Summary of Results and Observations

 Performance (P) Normal Distribution Example 1 Example 2 Example 3 Exceptional 15 0.8490% 15 0.8490% 35 1.981% 48 2.7168% Above Expectations 35 1.4910% 48 2.0448% 48 2.0448% 35 1.491% Meets Expectations 48 1.3872% 35 1.0115% 15 0.4335% 15 0.4335% Below Expectations 20 0.0192% 20 0.0192% 20 0.0192% 20 0.0192% Unsatisfactory 0 0 0 0 0 0 0 0 Total 3.7464% 3.9245% 4.4785% 4.6605%

It is only logical that when the salary increase percentage throughout the matrix is held constant, but when the number of staff given better performance ratings (Exceptional, Above Expectations) increases, the salary increases will consequentially increase. This means that there is an increasing threat of breaking the budget made for the salary increase.

As the human resource professional, both allowing the performance ratings to be skewed (through no fault of yours) or breaking the budget can bring serious consequences to your job or your performance ratings.

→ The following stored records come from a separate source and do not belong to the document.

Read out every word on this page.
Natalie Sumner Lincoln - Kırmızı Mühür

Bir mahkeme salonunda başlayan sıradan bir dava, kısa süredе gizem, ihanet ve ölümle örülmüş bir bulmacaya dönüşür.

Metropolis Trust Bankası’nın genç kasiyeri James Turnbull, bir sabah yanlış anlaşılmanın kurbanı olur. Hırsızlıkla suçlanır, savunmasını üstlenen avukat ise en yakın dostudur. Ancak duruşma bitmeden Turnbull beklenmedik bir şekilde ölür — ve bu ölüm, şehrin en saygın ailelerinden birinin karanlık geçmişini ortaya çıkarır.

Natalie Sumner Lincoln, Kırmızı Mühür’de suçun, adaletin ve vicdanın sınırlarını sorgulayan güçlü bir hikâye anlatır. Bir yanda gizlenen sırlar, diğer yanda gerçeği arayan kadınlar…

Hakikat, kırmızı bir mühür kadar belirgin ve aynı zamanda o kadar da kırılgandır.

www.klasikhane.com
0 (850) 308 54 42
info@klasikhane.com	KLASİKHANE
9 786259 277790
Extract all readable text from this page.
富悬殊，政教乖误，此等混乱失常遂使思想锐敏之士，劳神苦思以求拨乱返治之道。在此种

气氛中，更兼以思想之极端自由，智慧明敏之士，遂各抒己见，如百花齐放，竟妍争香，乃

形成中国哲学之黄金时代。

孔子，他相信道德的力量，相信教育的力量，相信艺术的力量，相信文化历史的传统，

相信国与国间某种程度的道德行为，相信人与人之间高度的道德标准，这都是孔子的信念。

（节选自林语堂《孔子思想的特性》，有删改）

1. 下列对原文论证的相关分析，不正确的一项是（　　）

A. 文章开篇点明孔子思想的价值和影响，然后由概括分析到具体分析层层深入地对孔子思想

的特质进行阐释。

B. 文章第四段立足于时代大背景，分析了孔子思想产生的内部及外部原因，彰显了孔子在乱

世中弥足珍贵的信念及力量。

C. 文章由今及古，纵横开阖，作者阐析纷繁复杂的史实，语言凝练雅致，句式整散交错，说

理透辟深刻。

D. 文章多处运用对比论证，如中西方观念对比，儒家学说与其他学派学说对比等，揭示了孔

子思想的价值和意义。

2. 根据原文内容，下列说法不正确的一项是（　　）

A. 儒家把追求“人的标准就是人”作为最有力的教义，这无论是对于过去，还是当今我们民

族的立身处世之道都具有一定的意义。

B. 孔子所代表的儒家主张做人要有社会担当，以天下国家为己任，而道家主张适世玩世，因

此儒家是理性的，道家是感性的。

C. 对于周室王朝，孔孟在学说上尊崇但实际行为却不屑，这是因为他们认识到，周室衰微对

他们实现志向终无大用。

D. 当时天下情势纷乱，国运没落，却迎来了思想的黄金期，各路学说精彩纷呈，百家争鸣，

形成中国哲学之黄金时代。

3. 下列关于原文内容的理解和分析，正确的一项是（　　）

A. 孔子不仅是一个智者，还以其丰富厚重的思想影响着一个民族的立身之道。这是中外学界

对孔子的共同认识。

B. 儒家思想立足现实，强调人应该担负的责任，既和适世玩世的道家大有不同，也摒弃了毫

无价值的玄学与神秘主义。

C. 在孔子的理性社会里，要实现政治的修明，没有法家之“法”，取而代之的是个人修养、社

This situation is made worst is you are working in an organization where you report to a council or committee (common organizational structure of not for profit organizations such as clubs, alumini; and  non profit organization such as charities and churches.

Possible Causes

Some of the common causes are:

• Managers uses the salary increase as goodwill to win support from their staff.
• Managers afraid of offending aggressive staff by confronting them with poor but truthful appraisals.
• Managers playing favourites. As the human resource professional, sometimes this person could be your boss, the general manager.
• Discrimination, for example as a male manager bowed over by an attractive female subbordinate. Another example is racial discrimination, which sometimes can be part of disguised group bullying.
• The moderator is not doing his or her job either because it is too much work or being afraid of confronting

You can see these are not errors, as often described in literature but intentional actions.

The PAS is Failing

If you read the previous section; step back and analyze, would you think that the performance appraisal system is fair? You may work so hard but either you have a strict boss or your do not like you, and you are passed off as an average worker. Does it help the business results?

Conclusion

When the distribution of performance ratings becomes positively skewed, the costs from higher salary increases go up.